The detective hazarded another suggestion.

"Is it quite impossible that the information might not have reached the Stock Exchange and the newspapers from an external source?"

"So far as we can ascertain, quite impossible," replied the Permanent Secretary. "We have ascertained that no cable was received in London which could in any way have related to the affair before the publication of the news."

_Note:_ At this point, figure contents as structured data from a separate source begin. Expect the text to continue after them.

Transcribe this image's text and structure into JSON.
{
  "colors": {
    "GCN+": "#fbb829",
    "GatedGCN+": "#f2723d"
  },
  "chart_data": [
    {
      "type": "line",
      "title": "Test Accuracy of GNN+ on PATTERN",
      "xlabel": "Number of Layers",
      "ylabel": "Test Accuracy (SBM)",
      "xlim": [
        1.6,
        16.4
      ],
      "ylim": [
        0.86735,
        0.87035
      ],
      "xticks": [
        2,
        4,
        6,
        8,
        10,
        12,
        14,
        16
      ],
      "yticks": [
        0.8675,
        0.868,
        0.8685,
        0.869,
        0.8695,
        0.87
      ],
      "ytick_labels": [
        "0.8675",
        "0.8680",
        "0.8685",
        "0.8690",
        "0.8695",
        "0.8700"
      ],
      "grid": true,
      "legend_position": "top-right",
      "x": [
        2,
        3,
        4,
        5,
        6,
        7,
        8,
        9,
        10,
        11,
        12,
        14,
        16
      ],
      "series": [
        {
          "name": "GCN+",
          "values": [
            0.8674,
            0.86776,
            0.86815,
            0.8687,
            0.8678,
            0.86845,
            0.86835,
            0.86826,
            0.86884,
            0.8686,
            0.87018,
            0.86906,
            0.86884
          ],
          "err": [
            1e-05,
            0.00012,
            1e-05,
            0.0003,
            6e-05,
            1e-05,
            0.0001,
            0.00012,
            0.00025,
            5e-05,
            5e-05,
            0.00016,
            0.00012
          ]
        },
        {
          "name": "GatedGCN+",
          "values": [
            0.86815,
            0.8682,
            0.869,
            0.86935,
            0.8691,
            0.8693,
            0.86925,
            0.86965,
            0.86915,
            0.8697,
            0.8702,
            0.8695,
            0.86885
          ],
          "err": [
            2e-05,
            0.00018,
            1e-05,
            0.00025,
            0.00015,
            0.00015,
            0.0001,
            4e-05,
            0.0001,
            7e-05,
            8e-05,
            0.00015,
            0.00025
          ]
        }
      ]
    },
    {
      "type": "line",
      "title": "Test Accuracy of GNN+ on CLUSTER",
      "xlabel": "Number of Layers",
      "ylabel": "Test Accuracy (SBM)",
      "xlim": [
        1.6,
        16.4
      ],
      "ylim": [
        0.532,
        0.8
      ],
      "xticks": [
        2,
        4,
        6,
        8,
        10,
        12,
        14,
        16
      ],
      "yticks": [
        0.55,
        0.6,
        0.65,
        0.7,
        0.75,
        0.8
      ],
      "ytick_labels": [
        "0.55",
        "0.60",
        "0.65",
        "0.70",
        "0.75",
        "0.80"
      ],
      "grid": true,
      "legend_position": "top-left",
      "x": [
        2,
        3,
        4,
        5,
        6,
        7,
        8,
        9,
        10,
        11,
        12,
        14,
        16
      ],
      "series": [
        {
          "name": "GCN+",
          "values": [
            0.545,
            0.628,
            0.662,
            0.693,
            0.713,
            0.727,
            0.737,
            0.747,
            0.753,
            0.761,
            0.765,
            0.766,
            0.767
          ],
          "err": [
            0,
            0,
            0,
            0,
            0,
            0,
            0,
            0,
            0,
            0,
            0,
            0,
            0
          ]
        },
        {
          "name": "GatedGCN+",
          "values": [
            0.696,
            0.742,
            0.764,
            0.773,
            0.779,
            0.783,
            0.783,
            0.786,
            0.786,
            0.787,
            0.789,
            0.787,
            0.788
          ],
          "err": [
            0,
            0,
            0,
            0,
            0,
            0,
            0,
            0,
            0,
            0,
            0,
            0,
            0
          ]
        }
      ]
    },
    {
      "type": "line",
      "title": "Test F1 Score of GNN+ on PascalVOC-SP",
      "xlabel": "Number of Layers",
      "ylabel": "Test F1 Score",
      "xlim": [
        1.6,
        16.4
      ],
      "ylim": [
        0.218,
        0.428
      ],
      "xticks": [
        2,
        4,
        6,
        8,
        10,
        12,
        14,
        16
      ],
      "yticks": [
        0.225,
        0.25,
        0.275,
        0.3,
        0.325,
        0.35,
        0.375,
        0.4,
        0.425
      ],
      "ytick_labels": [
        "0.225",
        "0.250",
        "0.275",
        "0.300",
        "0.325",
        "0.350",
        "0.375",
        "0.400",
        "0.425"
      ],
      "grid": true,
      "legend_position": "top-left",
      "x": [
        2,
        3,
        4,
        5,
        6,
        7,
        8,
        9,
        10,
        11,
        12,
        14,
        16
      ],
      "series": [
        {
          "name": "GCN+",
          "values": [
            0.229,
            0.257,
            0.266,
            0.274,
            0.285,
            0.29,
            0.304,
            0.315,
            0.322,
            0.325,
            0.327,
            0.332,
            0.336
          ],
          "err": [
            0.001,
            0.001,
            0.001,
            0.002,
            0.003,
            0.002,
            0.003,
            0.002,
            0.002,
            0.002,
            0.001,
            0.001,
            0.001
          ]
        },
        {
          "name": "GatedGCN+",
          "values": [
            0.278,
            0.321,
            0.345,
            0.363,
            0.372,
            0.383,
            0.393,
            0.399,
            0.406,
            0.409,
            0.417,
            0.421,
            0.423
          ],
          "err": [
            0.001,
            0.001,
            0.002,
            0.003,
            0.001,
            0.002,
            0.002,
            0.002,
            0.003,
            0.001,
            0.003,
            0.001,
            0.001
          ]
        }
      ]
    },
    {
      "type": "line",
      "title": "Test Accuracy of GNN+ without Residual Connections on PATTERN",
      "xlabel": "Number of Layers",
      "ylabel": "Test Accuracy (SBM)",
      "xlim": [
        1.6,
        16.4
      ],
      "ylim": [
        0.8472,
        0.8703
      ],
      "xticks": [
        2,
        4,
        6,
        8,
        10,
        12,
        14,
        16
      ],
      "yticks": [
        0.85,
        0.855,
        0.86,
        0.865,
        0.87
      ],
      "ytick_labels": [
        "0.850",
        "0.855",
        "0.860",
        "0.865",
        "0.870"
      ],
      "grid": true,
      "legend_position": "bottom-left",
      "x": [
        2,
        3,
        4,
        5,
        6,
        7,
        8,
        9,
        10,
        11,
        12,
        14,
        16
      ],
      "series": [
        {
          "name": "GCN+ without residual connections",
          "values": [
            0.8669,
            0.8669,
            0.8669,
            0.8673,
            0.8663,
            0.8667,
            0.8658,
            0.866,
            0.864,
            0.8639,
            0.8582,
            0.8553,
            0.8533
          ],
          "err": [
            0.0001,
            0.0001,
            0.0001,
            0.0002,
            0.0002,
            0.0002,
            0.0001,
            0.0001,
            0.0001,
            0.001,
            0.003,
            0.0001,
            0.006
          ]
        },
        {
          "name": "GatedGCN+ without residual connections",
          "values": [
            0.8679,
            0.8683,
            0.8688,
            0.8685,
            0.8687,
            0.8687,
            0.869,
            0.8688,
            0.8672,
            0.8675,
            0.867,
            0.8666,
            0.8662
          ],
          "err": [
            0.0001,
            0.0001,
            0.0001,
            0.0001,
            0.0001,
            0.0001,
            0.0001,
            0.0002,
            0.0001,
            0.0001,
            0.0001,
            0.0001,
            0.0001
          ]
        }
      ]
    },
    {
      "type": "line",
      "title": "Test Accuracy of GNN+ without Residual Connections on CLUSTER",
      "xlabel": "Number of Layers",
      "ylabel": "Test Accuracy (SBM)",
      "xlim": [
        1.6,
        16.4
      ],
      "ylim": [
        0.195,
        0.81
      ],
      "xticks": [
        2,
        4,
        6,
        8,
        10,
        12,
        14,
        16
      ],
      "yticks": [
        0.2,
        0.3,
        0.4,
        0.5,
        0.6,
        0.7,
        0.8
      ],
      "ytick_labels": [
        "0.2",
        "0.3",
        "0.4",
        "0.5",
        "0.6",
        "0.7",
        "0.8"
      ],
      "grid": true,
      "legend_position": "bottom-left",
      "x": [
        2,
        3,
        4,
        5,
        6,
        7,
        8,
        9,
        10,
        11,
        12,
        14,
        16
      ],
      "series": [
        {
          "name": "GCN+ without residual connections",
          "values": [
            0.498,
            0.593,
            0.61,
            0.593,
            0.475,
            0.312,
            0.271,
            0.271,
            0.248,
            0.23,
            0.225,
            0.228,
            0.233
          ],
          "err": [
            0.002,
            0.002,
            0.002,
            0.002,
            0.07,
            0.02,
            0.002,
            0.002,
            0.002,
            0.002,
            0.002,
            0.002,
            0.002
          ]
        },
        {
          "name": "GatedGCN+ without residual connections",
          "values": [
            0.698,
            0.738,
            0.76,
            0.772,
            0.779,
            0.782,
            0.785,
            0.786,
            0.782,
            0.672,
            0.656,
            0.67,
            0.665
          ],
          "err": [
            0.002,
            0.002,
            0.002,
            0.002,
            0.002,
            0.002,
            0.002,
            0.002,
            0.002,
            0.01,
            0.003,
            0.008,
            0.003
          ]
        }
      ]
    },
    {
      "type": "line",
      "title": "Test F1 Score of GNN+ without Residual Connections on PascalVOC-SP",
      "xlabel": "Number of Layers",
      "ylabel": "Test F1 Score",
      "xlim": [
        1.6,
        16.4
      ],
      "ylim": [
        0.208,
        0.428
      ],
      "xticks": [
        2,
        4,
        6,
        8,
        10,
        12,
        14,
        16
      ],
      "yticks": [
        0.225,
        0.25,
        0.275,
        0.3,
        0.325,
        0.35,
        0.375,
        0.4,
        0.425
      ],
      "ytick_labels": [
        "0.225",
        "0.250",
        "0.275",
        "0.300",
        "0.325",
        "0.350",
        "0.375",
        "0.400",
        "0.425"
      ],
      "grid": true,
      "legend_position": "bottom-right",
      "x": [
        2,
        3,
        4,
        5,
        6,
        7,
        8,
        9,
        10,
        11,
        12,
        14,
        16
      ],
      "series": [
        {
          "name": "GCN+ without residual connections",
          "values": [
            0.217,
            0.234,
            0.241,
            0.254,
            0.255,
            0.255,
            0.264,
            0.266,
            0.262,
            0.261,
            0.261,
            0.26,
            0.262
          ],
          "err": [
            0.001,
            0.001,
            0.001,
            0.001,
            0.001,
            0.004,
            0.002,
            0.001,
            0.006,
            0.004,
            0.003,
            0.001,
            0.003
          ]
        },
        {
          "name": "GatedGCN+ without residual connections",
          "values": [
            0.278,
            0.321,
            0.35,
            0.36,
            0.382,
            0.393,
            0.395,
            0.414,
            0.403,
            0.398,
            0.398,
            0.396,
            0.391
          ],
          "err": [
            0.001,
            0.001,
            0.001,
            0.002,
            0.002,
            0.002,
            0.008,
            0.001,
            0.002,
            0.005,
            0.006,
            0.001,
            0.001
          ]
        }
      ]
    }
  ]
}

"It seems to me," said the Great Man briskly, "that even if we cannot get direct evidence as to the source through which the information leaked out, we should at least be able to come to some sort of conclusion if we knew the names of the parties who must have benefited by the Stock Exchange operations."

"I see," said the detective. "Well, Sir Gadsby, I'll do my best to find that out for you."

"I know you will, Kenly," said the Great Man. "But not a word to anyone; and, while I think of it, I'll write a note to the Commissioner and ask him to allow you to report directly to Markham here, and to devote your whole time and attention to this business."

"Very good, Sir Gadsby," said the detective, and the interview ended.

When alone with the Permanent Secretary, Inspector Kenly asked every question which occurred to his active brain, but he elucidated nothing more than the very simple facts with which he had already been made acquainted, and when he left the Foreign Office it was with no veryhopeful feeling of being able to lay his hand on the culprit. It is true that there had occurred to him the glimmering of a possibility as to who might have been responsible for the disclosure. The despatches had been in the possession of a third party, in the possession of Captain Marven, the King's Messenger, for seven or eight hours; and Inspector Kenly had no particular reason for believing that official locks and seals were more inviolable than any other locks and seals if submitted to the gentle manipulation of an expert. But he had met Captain Marven in the course of his official life, and what he had seen of him led him to credit the reputation for perfect probity and honour which the King's Messenger held in the eyes of the world.

"I should have liked an easier job," grumbled Inspector Kenly to himself. "Another failure to find out anything coming on top of my failure to get the slightest clue to the mystery of the Flurscheim affair will make the Chief think that I am getting past my work. However, it's no use worrying because I'm not possessed of the gift of divination. What is, was to be," with which philosophic reflection he stepped aboard a 'bus bound Citywards, and, while engaged there in his investigations, the Great Man, having finished preparing his list of answers for the day's sitting of Parliament, carried off the Permanent Secretary to lunch with him. They enjoyed their meal none the less because they had unloaded the cause of their vexation upon the broad shoulders of Detective Inspector Kenly.